- AWS set to reach US$10bil in annual revenue this year
- But disruption can come from anywhere, says its CTO
[NOTE: The headline and second paragraph of this story have been corrected to more accurately report what was said. We apologise for the error]
ALTHOUGH there are no signs of Amazon Web Services (AWS) slowing down, its chief technology officer Dr Werner Vogels (pic above) remains constantly on his toes.
“Amazon.com will go out of business in 10 years if we stop innovating … in the digital world, competition is always around the corner,” he tells Digital News Asia (DNA) in an exclusive interview in Petaling Jaya recently.
AWS, the cloud computing services business unit of US online retail giant Amazon.com, has been one of the main drivers of its parent’s strong financial performance.
For the first quarter ended March 31, 2016, AWS posted revenue of US$2.57 billion (a 64% year-on-year increase), while operating income jumped by 210% to US$604 million.
For the full year ended Dec 31, 2015, AWS recorded US$7.88 billion in revenue, a 70% increase from the US$4.64 billion in 2014.
With such a strong Q1 performance, AWS is on track to hitting the US$10-billion revenue target set by Amazon.com chief executive officer Jeff Bezos.
At the group level, Amazon.com’s net sales rose 28% to US$29.13 billion, while operating income jumped 320% to US$1.07 billion.

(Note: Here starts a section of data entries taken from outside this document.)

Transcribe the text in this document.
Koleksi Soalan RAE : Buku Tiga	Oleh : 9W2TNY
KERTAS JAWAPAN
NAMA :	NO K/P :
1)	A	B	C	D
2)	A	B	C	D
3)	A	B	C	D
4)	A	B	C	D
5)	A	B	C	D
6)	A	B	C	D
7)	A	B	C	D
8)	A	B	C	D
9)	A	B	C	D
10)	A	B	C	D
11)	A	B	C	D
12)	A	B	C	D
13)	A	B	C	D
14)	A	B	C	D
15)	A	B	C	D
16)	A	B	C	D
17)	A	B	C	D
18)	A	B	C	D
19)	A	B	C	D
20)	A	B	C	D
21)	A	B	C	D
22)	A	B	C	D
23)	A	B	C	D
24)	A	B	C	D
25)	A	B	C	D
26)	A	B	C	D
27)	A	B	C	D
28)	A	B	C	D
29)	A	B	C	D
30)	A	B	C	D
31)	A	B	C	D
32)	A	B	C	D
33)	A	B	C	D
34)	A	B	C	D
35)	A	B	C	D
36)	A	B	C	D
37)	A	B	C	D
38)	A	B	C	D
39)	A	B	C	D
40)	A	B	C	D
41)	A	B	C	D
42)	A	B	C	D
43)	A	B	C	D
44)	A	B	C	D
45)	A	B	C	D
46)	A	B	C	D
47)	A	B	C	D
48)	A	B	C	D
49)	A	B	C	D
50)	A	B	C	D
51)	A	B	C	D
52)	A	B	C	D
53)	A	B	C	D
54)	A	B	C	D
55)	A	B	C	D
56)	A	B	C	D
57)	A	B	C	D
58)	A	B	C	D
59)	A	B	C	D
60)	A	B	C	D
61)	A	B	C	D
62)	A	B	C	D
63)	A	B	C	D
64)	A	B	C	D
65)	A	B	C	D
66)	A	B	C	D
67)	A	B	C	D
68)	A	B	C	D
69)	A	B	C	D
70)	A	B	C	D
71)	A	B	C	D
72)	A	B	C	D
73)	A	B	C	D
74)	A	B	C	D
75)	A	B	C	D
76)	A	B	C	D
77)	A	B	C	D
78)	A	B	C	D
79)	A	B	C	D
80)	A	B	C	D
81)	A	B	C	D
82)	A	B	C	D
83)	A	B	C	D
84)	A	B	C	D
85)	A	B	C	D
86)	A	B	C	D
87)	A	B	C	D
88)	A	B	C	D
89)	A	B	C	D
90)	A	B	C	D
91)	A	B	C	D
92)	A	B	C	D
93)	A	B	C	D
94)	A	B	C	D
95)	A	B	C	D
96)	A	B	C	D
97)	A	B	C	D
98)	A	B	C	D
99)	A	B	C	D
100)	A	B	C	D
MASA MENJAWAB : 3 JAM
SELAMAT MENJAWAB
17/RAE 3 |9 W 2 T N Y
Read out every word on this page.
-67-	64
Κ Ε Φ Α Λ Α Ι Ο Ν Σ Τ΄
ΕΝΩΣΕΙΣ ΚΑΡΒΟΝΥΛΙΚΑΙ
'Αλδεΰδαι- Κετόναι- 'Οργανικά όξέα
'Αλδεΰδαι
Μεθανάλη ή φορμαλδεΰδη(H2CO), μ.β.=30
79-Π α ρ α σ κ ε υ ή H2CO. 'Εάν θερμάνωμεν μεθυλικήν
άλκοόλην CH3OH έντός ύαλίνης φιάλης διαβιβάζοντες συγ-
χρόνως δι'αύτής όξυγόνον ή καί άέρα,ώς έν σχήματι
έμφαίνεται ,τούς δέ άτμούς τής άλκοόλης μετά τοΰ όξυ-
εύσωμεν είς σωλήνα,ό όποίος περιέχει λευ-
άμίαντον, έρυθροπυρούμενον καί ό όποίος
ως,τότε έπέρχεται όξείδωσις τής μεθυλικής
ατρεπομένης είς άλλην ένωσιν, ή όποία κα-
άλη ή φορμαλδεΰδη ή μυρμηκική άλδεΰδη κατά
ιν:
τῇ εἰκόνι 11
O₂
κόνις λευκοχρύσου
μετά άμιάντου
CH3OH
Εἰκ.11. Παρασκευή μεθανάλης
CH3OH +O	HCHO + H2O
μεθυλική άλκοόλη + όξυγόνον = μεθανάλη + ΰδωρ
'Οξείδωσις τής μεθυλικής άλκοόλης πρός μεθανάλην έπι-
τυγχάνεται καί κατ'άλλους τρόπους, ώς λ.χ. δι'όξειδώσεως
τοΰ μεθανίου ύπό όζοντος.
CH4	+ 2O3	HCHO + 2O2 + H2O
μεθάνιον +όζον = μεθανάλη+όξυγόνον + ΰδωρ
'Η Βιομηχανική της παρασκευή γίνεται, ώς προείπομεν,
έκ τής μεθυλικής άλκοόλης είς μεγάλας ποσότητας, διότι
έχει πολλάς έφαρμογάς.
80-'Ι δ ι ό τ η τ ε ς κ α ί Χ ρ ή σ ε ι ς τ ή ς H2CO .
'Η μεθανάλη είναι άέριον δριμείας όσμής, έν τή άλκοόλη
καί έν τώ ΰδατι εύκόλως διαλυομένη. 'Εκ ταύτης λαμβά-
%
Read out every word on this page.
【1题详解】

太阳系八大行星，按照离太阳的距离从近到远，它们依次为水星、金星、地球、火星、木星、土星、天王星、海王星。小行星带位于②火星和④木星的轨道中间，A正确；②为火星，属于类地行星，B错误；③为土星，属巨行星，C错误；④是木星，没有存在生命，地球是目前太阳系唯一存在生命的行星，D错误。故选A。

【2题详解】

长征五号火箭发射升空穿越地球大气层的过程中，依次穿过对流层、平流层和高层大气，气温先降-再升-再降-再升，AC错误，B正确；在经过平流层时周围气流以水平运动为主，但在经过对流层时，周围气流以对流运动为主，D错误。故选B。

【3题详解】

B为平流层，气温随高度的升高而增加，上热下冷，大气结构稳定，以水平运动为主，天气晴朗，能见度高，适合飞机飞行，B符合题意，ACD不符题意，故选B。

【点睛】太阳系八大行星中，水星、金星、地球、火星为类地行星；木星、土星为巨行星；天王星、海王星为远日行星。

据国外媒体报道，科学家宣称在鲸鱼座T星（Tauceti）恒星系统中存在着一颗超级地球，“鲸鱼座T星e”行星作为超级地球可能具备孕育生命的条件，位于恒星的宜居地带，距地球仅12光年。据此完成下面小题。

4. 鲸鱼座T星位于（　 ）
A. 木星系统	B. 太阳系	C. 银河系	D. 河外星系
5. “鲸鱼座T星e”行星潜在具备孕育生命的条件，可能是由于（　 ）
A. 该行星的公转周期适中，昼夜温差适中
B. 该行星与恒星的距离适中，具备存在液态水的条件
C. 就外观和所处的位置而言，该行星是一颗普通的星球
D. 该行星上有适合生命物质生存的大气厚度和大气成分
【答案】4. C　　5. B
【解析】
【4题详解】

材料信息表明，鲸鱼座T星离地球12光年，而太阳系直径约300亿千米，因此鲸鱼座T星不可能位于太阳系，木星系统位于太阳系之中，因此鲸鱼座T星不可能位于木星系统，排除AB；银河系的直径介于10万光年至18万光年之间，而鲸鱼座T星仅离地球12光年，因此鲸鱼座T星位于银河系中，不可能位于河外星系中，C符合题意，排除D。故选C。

Its market capitalisation today is more than US$300 billion.
The secret sauce
Despite this set of impressive numbers, Vogels believe Amazon.com and AWS could lose their leadership positions if they were to become complacent and stopped innovating.
And disruption would most likely come from the smaller-sized players, not other tech giants.
“There are those which specialise in selling shoes, and those which specialise in selling clothes, and customers know exactly where to get the best deal, the best information, and the best customer support,” says Vogels.
“Hence for us, if we stopped innovating, it would be death by a thousand cuts,” he adds.
Today, AWS is by far the largest cloud service provider in the world. A Synergy Research report found that it is bigger than its four biggest rivals combined.
So what is the secret of its success? Besides innovation, the company spends a lot of time understanding what its customers want, Vogels declares.
In fact these days, even though the company has a sizeable lead in the market, he says he is still disturbed whenever he learns that a customer is choosing another provider.
“The only thing I do think about sometimes is why that customer picked that other service provider instead of us,” he says.
“Is it because its friends are there? You need to know that, because if the problem lies with us, it means we have things to fix.
“Competitor-following might be a business strategy for others, but not for us,” he says.
Last year, AWS launched 722 new features. Vogels says that these launches were only made possible through close collaboration with its customers.
“We really listen to our customers – what they have to say and what their pain points are.
“I think if we stop doing that, we would lose the advantage that we have really quickly. We will still have our big business, but customers will start looking for others who will listen to them.
“Listening to our customers sits in the DNA (deoxyribonucleic acid) of AWS,” he declares.
Amazon.com’s motto is to be the most customer-centric company in the world. The same applies to AWS as well, Vogel says.